Oriental Land is an 'Oriental theme park' about an hour's drive outside of Shanghai on the shore of a massive lake, with the centre piece of the military displays being an artificial full scale aircraft carrier! It's a truly bizarre place, but the hardware is fascinating. If you find yourself in Shanghai and you have a day to spare, look out for it. At present there is no other way of getting there direct except by car, so I took a taxi, which was expensive, even for China, where travel by taxi is usually cheap for wealthy Western tourists. The way back was more conviluted, since I chose not to return by taxi owing to the cost, and took a bus to the nearest town, hoping for a bus into Shanghai, but couldn't find one, so, caught a taxi to Honqqiao airport and from there I caught a train back to the city. That all took around two and a half hours! The underground rail network is expanding to take in Oriental Land in future, so such a laborious means of getting there and back won't be necessary in future.
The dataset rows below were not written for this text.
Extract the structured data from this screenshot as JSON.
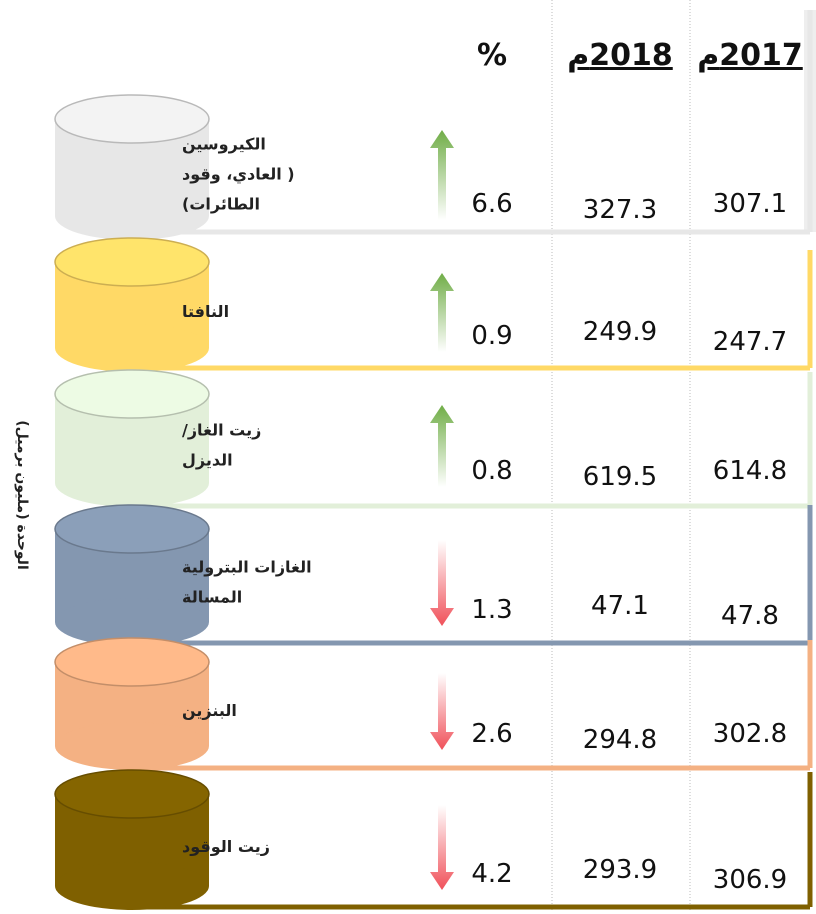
{
  "header": {
    "pct": "%",
    "y2018": "2018م",
    "y2017": "2017م"
  },
  "unit_label": "الوحدة (مليون برميل)",
  "rows": [
    {
      "label": [
        "الكيروسين",
        "( العادي، وقود",
        "الطائرات)"
      ],
      "pct": 6.6,
      "y2018": 327.3,
      "y2017": 307.1,
      "trend": "up",
      "color": "#e7e7e7"
    },
    {
      "label": [
        "النافتا"
      ],
      "pct": 0.9,
      "y2018": 249.9,
      "y2017": 247.7,
      "trend": "up",
      "color": "#ffd966"
    },
    {
      "label": [
        "زيت الغاز/",
        "الديزل"
      ],
      "pct": 0.8,
      "y2018": 619.5,
      "y2017": 614.8,
      "trend": "up",
      "color": "#e2efd9"
    },
    {
      "label": [
        "الغازات البترولية",
        "المسالة"
      ],
      "pct": 1.3,
      "y2018": 47.1,
      "y2017": 47.8,
      "trend": "down",
      "color": "#8497b0"
    },
    {
      "label": [
        "البنزين"
      ],
      "pct": 2.6,
      "y2018": 294.8,
      "y2017": 302.8,
      "trend": "down",
      "color": "#f4b183"
    },
    {
      "label": [
        "زيت الوقود"
      ],
      "pct": 4.2,
      "y2018": 293.9,
      "y2017": 306.9,
      "trend": "down",
      "color": "#7f6000"
    }
  ]
}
Anyway, a few images and link below to more. Read the captions to the images for more information.

Chinese aircraft carrier






Xian H-6





Harbin H-5





Type 96 Main Battle Tank





Type 033 submarine 280





The carrier deck





Link to page: Oriental Land

Reactions: Like Like:
1 | Winner Winner:
2 | Informative Informative:
1 | Like List reactions


----------



## Airframes (Nov 12, 2017)

Interesting stuff, and good on you for taking the time to do the trip.


----------



## fubar57 (Nov 12, 2017)

Nice shots


----------



## Micdrow (Nov 12, 2017)

Very cool, great shots!!!


----------



## Gnomey (Nov 12, 2017)

Cool shots!


----------



## DerAdlerIstGelandet (Nov 12, 2017)

Great shots!


----------



## Wurger (Nov 13, 2017)




----------



## Wayne Little (Nov 14, 2017)

Yep, pretty Cool...


----------



## Graeme (Nov 22, 2017)

Thanks Grant!

So....the carrier is the world's biggest mock-up?


----------



## Jeff Hunt (Nov 23, 2017)

Very adventurous of you. Well played.

Jeff


----------